Większość studentów prowadzi luźny, imprezowy tryb życia. O poranku, na kacu, nikomu nie chce się chodzić na wykłady, a potem są tego efekty. – Młodość rządzi się swoimi prawami. Studia są dla mnie jedną wielką imprezą. A sesja? Liczę na łut szczęścia – żartuje Wioletta, studentka ASP.
Tatiana, studentka polonistyki, przełożyła obronę i egzaminy na wrzesień z przyczyn losowych. - W kwietniu musiałam wyjechać na kilka miesięcy za granicę. Bez sensu uczyć się „na łeb na szyję”. Wakacje to idealny moment, aby nadrobić zaległości w nauce. Wieczorami wkuwam do egzaminów – podkreśla.
– Pisanie pracy magisterskiej od kilki miesięcy spędza mi sen z powiek. Codziennie śnią mi się koszmary, w których oblewam egzamin. Mam nadzieję, że w rzeczywistości uzyskam bardzo dobrą ocenę, ponieważ planuję zacząć studia doktoranckie – dodaje Tatiana.
Podobno najgorzej mają ci, którzy idą na pierwszy ogień. Czy aby na pewno? – Obrona to pikuś – mówią studenci, którzy pilnie się uczyli przez 5 lat.
Studenci zgodnie twierdzą, że najlepiej zaliczać egzaminy ze wszystkimi.

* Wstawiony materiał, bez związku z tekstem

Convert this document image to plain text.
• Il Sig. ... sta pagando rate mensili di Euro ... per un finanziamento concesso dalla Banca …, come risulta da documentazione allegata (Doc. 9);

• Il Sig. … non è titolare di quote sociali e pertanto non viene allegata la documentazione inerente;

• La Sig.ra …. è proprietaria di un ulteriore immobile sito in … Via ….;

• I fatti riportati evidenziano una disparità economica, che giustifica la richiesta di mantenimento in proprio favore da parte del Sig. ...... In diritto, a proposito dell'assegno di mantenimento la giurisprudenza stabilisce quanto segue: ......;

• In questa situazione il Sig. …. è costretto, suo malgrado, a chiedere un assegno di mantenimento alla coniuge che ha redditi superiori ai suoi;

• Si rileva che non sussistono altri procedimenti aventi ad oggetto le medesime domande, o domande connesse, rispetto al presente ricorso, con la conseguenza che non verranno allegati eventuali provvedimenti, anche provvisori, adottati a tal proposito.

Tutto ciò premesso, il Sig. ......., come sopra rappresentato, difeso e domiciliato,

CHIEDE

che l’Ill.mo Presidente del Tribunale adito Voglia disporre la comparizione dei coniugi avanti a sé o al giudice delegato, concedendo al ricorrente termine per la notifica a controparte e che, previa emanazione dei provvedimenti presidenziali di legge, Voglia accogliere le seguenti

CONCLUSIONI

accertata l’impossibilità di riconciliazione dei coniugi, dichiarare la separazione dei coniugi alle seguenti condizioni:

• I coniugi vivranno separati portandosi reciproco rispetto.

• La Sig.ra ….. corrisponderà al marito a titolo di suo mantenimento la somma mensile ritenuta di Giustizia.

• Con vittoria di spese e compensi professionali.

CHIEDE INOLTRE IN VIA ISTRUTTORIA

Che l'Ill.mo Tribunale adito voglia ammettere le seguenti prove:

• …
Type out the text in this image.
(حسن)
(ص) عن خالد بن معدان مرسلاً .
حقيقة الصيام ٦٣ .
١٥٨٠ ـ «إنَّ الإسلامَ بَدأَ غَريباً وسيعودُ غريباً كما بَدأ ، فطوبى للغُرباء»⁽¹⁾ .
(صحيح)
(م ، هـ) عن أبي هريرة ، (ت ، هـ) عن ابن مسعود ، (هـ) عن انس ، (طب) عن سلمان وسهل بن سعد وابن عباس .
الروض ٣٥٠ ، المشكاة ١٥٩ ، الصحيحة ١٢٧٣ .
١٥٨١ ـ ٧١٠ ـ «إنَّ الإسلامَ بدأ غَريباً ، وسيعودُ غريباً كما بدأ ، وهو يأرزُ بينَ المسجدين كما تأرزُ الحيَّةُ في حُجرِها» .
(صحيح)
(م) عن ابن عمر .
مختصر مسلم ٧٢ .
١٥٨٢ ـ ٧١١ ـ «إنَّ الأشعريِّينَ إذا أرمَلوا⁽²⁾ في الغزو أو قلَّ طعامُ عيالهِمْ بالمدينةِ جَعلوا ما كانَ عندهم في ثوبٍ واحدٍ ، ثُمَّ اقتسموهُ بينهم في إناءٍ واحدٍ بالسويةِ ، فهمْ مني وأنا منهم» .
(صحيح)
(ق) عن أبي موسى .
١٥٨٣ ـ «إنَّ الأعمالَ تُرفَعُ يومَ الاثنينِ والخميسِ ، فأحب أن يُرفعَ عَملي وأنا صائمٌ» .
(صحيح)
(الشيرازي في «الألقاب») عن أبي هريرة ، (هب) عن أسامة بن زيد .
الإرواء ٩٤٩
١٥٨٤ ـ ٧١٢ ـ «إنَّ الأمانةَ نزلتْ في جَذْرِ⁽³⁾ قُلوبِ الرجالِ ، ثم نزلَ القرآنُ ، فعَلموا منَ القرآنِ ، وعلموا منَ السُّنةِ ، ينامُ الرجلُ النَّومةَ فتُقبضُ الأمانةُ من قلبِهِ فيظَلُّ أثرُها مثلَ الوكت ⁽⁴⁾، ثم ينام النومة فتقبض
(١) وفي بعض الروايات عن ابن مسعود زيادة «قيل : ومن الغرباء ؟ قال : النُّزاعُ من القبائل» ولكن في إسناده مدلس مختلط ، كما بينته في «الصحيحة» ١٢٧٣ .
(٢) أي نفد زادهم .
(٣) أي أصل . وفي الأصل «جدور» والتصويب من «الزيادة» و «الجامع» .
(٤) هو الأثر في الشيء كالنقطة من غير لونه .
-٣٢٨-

Można wtedy konsultować się z kolegami, przygotować burzę mózgów ucząc się. Sesja jest wyzwaniem dla osób, które mają braki w wiedzy. Atmosfera staje się nerwowa, zwłaszcza, że egzaminy zbliżają się wielkimi krokami. Uczniowie przygotowują ściągi, powtarzają materiał na korytarzu uczelni. Od wyniku sesji, zależy ich „być albo nie być” na uczelni. Pomimo stresu mówią, że „Do odważnych świat należy.” - Skorzystam ze wspomagaczy. Poświęcę kilka nocy i do boju. Wychodzę z założenia, że lepiej zaliczyć egzaminy za pierwszym podejściem. Dlaczego miałbym rezygnować z wakacji? Co roku wyjeżdżam w góry. Nie wyobrażam sobie wypoczywać z książką w ręku – mówi Daniel, student Szkoły Głównej Gospodarstwa Wiejskiego.
Egzaminy i obrony we wrześniu to nowy standard w życiu studenckim. Bez względu na to, czy studenci przystąpią do obrony w czasie sesji letniej, czy wrześniowej, powinni pamiętać o wydrukowaniu i oprawieniu swoich prac.